Najbardziej popularnym językiem świata jest oczywiście angielski. Niewiele osób jednak wie, że drugi w kolejności jest właśnie hiszpański. Spotkamy się z nim w wielu krajach na całym świecie. Bez wątpienia warto więc poznać ten język. Hiszpański w Warszawie jest bardzo popularny. W naszej szkole również przykładamy do niego dużą wagę.
Zawsze z buziakiem
Hiszpanie słyną ze swojej otwartości. Każdy, kto był w tym kraju chociaż raz, na pewno się o tym przekonał. Uśmiechy na ulicy, wesołe „dzień dobry” i oczywiście buziaki na przywitanie. Nie dotyczą one jedynie przyjaciół i rodziny, ale także całkowicie nieznajomych osób. Czasami buziak jest jeden, a niekiedy jest ich aż trzy!
Nawet w czasie dnia
O niedzielnym odpoczynku już wspominaliśmy, ale należy pamiętać także o popularnych sjestach. Zazwyczaj trwa ona mniej więcej od czternastej do siedemnastej. W tym czasie można zjeść obiad lub po prostu odetchnąć od pracy.

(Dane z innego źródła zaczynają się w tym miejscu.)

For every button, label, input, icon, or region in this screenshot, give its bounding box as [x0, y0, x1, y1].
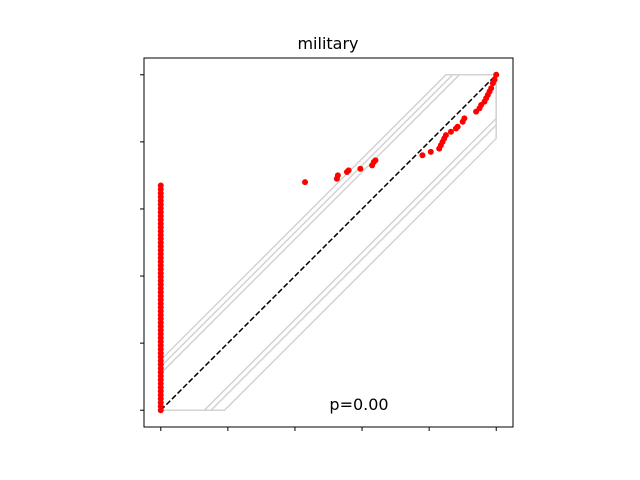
data-point: [493, 71, 500, 78]
data-point: [357, 165, 364, 172]
data-point: [454, 123, 461, 130]
y-axis-ticks: [140, 74, 144, 411]
data-point: [427, 148, 434, 155]
data-point: [302, 179, 309, 186]
data-point: [345, 167, 352, 174]
data-point: [461, 115, 468, 122]
data-point: [157, 182, 164, 189]
data-point: [491, 76, 498, 83]
data-point: [372, 157, 379, 164]
data-point: [419, 152, 426, 159]
data-point: [447, 128, 454, 135]
p-value-annotation: p=0.00: [329, 395, 388, 414]
data-point: [334, 172, 341, 179]
chart-title: military: [297, 34, 358, 53]
data-point: [442, 132, 449, 139]
reference-line: [160, 74, 497, 411]
envelope-line-6: [160, 74, 497, 411]
x-axis-ticks: [160, 427, 497, 431]
plot-frame: [143, 57, 514, 428]
data-points: [157, 71, 500, 414]
reference-line-group: [160, 74, 497, 411]
data-point: [488, 85, 495, 92]
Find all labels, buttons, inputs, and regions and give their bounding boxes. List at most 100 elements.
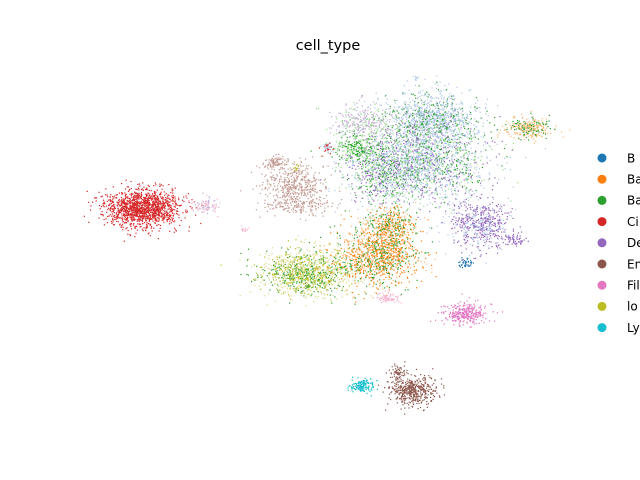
scatter-point	[127, 186, 130, 188]
scatter-point	[118, 209, 120, 211]
scatter-point	[371, 136, 373, 138]
scatter-point	[416, 126, 418, 128]
scatter-point	[130, 180, 132, 183]
scatter-point	[482, 144, 485, 146]
scatter-point	[410, 190, 412, 192]
scatter-point	[280, 185, 282, 187]
scatter-point	[264, 202, 266, 204]
scatter-point	[453, 95, 455, 97]
scatter-point	[290, 181, 293, 183]
scatter-point	[141, 207, 143, 209]
scatter-point	[402, 172, 404, 174]
scatter-point	[154, 193, 156, 195]
scatter-point	[418, 178, 420, 180]
scatter-point	[214, 209, 216, 211]
scatter-point	[148, 218, 150, 221]
scatter-point	[409, 133, 411, 135]
scatter-point	[110, 208, 112, 210]
scatter-point	[128, 214, 130, 217]
scatter-point	[214, 199, 216, 202]
scatter-point	[301, 186, 303, 188]
scatter-point	[467, 153, 469, 156]
scatter-point	[318, 204, 320, 206]
scatter-point	[447, 151, 449, 153]
scatter-point	[475, 190, 477, 192]
scatter-point	[411, 137, 413, 139]
scatter-point	[109, 214, 111, 216]
scatter-point	[300, 191, 302, 193]
scatter-point	[198, 203, 200, 205]
scatter-point	[428, 139, 430, 141]
scatter-point	[453, 109, 456, 111]
scatter-point	[419, 218, 421, 220]
scatter-point	[401, 124, 403, 126]
scatter-point	[283, 182, 285, 184]
scatter-point	[406, 140, 408, 142]
scatter-point	[271, 162, 273, 164]
scatter-point	[395, 121, 398, 123]
scatter-point	[167, 214, 169, 217]
scatter-point	[397, 137, 399, 139]
scatter-point	[442, 120, 445, 122]
scatter-point	[293, 187, 295, 189]
scatter-point	[287, 193, 289, 195]
scatter-point	[384, 137, 386, 139]
scatter-point	[313, 202, 315, 204]
scatter-point	[306, 171, 308, 173]
scatter-point	[452, 118, 455, 120]
scatter-point	[184, 217, 186, 219]
scatter-point	[426, 105, 429, 107]
scatter-point	[300, 208, 302, 210]
scatter-point	[392, 181, 394, 183]
scatter-point	[112, 221, 114, 223]
scatter-point	[422, 142, 424, 144]
scatter-point	[455, 152, 457, 154]
scatter-point	[172, 196, 175, 198]
scatter-point	[241, 229, 244, 231]
scatter-point	[481, 166, 483, 169]
scatter-point	[323, 179, 325, 181]
scatter-point	[391, 147, 393, 149]
scatter-point	[271, 204, 274, 206]
scatter-point	[406, 108, 408, 110]
scatter-point	[395, 149, 398, 151]
scatter-point	[126, 202, 128, 204]
scatter-point	[154, 210, 156, 212]
scatter-point	[278, 153, 280, 156]
scatter-point	[407, 129, 409, 132]
scatter-point	[399, 132, 401, 134]
scatter-point	[369, 158, 371, 160]
scatter-point	[155, 197, 157, 199]
scatter-point	[423, 169, 425, 171]
scatter-point	[427, 124, 429, 126]
scatter-point	[477, 130, 479, 132]
scatter-point	[423, 122, 426, 124]
scatter-point	[186, 211, 188, 214]
scatter-point	[426, 121, 429, 123]
scatter-point	[131, 196, 133, 198]
scatter-point	[475, 169, 477, 171]
scatter-point	[306, 201, 308, 203]
scatter-point	[449, 204, 451, 206]
scatter-point	[262, 163, 264, 166]
scatter-point	[393, 106, 395, 108]
scatter-point	[435, 139, 437, 141]
scatter-point	[414, 172, 416, 174]
scatter-point	[273, 155, 275, 157]
scatter-point	[424, 100, 426, 102]
scatter-point	[410, 107, 412, 109]
scatter-point	[169, 218, 172, 221]
scatter-point	[131, 217, 133, 219]
scatter-point	[463, 157, 465, 159]
scatter-point	[419, 111, 421, 113]
scatter-point	[420, 152, 422, 154]
scatter-point	[155, 212, 157, 214]
scatter-point	[305, 219, 307, 221]
scatter-point	[146, 201, 149, 203]
scatter-point	[434, 133, 436, 135]
scatter-point	[401, 166, 403, 168]
scatter-point	[135, 208, 137, 210]
scatter-point	[306, 180, 309, 182]
scatter-point	[402, 184, 404, 186]
scatter-point	[138, 205, 140, 207]
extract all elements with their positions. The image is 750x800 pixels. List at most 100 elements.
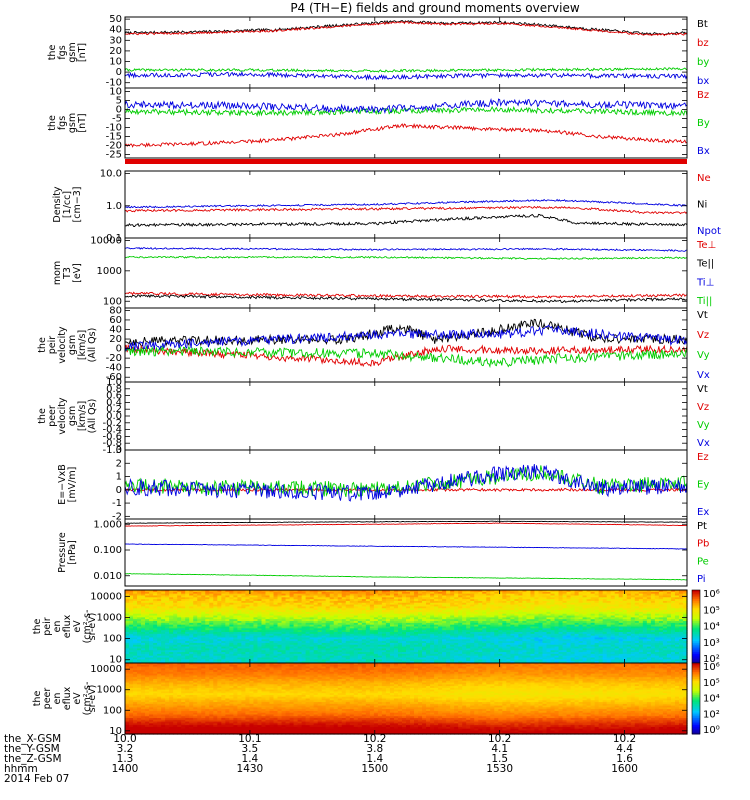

Kolacja – najważniejszy posiłek dnia
Brzmi dziwnie? Dla nas na pewno! W Polsce celebrujemy śniadania, Hiszpanie z kolei nie przywiązują do niego zbyt dużej uwagi. Dużo ważniejsza jest dla nich kolacja. Często zdarza się, że jedzą ją na mieście, ale oczywiście chętnie przygotowują ją także w domu.
Bitwa na pomidory
Jeśli odwiedzimy Hiszpanię w ostatnią niedzielę sierpnia i wybierzemy się do miasteczka Bunol mamy ogromną szansę na to, że zostaniemy wplątani w pomidorową wojnę. W zabawie co roku bierze udział mnóstwo osób!
Niezależnie od wieku
Hiszpania nie zna ograniczeń. Na ulicach możemy spotkać wiele starszych osób, które nadal tryskają energią i radością. Widząc ich z pewnością sami poczujemy się doskonale.